Beim DGB war er sowohl für die Jugendweiterbildung als auch später für die Weiterbildung der Erwachsenen in Dortmund zuständig. Während er die ersten Jahre noch hauptamtlich bei der Stadt beschäftigt war, wechselte er später vollständig zum DGB. Dort war er bis zu seiner Pension im Jahr 2001 tätig, zuletzt als Vorsitzender des DGB in Arnsberg. „Wir haben in den vielen Jahren viel geschafft. Auch beim DGB haben sich manche Schwerpunkte verändert. In den 1960er waren es noch ganz andere Zeiten.“ Früher sei das Hauptziel der Gewerkschaften gewesen, die Rechte der Arbeitnehmenden zu schützen, erinnert sich Ernst Söder. Heute sind die Ziele der DGB viel breiter aufgestellt.
Der Jugendring setzte sich außerdem für den internationalen Austausch mit anderen Jugendlichen und Kindern ein. Während der ersten Jahre im Vorstand nahm Ernst Söder Kontakt zu Partnerstädten auf. Seit 1960 ist Amiens in Frankreich die erste Partnerstadt Dortmunds. „Mir hat der Austausch mit den internationalen Partnern immer sehr viel Freude bereitet. Die Reisen, die wir gemacht haben, waren immer sehr spannend.“ So waren sie nicht nur in Frankreich, sondern auch in der damaligen UdSSR, in Leeds, Polen, Jugoslawien und in Israel. Später dann auch in Leipzig.
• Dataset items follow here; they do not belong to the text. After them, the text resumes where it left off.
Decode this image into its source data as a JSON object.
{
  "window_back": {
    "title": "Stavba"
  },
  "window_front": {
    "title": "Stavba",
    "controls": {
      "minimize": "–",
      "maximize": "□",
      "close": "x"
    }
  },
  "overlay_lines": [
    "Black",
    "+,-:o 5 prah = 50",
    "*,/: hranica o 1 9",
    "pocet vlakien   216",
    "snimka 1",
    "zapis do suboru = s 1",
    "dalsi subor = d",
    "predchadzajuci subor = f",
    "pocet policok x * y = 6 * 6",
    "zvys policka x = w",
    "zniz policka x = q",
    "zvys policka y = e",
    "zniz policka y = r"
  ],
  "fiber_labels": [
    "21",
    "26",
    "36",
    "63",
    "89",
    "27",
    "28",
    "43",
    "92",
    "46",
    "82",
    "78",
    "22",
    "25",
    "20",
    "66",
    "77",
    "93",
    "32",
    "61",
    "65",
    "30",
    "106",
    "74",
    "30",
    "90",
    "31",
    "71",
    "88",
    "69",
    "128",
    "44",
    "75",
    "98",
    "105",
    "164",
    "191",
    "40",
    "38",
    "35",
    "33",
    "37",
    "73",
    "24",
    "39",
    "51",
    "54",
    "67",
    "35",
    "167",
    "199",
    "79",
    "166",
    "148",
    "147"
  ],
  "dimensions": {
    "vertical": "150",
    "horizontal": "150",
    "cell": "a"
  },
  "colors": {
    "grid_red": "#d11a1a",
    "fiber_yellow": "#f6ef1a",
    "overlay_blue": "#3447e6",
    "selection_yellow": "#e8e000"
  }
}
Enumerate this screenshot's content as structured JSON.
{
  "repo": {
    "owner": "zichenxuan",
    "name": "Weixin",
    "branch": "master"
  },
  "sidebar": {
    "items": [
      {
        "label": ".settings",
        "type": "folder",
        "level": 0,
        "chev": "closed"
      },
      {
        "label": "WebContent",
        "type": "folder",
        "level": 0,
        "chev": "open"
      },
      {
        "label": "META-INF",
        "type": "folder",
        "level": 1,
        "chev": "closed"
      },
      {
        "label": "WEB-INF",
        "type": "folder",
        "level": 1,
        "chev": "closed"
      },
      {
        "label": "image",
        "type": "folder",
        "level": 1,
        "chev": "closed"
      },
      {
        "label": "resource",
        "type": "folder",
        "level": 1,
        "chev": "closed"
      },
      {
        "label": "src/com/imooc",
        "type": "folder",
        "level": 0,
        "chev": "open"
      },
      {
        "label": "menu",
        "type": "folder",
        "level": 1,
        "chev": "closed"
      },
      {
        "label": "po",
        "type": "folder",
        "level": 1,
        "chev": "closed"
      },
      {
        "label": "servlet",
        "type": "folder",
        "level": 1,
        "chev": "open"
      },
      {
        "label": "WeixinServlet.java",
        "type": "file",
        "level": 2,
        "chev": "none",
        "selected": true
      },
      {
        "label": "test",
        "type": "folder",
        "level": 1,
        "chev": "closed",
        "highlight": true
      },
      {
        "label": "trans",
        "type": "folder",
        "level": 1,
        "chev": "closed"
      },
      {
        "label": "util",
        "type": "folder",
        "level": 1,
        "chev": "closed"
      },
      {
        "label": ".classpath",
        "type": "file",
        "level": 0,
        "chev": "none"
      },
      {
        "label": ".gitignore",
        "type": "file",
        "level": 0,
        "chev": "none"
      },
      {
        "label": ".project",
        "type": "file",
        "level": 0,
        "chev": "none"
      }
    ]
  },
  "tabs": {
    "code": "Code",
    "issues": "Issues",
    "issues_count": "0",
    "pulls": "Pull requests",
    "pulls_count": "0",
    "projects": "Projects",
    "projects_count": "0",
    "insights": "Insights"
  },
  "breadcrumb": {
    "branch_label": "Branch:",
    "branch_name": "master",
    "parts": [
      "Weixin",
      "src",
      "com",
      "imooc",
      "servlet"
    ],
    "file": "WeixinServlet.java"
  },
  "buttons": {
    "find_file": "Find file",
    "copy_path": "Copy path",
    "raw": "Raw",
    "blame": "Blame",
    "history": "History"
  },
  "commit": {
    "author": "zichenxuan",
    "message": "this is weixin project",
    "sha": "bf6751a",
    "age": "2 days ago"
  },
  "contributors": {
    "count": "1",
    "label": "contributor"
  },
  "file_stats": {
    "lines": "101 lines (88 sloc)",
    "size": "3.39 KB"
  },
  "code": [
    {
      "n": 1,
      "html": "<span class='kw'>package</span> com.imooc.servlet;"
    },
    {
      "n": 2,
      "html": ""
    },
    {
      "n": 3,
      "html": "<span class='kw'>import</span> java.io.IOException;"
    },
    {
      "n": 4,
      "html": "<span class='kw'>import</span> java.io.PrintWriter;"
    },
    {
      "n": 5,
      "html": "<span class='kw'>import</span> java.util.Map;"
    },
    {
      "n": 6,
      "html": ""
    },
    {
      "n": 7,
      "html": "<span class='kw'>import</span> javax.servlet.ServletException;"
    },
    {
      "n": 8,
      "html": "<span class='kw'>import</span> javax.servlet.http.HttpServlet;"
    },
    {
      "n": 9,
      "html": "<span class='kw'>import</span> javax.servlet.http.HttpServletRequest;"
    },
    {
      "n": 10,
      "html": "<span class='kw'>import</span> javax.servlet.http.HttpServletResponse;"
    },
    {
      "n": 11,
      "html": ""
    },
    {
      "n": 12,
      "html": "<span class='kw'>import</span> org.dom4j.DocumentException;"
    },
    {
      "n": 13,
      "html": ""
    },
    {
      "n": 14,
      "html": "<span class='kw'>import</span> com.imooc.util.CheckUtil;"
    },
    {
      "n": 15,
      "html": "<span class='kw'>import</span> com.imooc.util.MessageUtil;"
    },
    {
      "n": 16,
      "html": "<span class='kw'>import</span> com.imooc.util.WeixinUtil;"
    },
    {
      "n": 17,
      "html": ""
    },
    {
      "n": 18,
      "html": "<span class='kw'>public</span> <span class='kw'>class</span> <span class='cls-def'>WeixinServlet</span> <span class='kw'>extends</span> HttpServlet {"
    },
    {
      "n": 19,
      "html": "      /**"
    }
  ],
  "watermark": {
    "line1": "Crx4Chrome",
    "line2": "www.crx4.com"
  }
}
Einsatz für die Steinwache
Ernst Söder, der bis heute im Förderverein Gedenkstätte Steinwache tätig ist, hat sich als Vorsitzender des Jugendrings für den Erhalt der Gedenkstätte eingesetzt. Die Mahnstätte Steinwache war ursprünglich bis 1933 von der Polizei Dortmund als Polizeidienstgebäude genutzt. Im Nationalsozialismus hat die Gestapo das Gefängnis der Steinwache zur Folterung und Erpressung genutzt. Von 1933 bis 1945 waren über 66.000 Menschen dort inhaftiert.
Als in den 1980er Jahren das Gebäude abgerissen werden sollte, hat sich der Jugendring dafür eingesetzt es weiter zu nutzen. „Das war damals ein sehr wichtiges Anliegen im Jugendring. Der Vorstand war einstimmig dafür, auch wenn viele Leute von außerhalb nicht verstanden haben, warum wir uns für den Erhalt einsetzten.“ Ernst Söder trat zusammen mit seinem Stellvertreter Rainer Siemon und dem Geschäftsführer Josef Niehaus in Kontakt mit politischen Entscheidungstragenden. „Wir haben sehr viele Gespräche über die Steinwache geführt und mit dem Oberbürgermeister Samtlebe und auch mit dem NRW-Ministerpräsidenten Johannes Rau.“
„Ohne den unermüdlichen Einsatz und die Beharrlichkeit des Dortmunder Jugendringes in den 1980er Jahren würde es die Steinwache heute nicht mehr geben. Mit seinem Bemühen hat der Jugendring damit auch ein Stück der Dortmunder Stadtgeschichte geschrieben“, betont Ernst Söder.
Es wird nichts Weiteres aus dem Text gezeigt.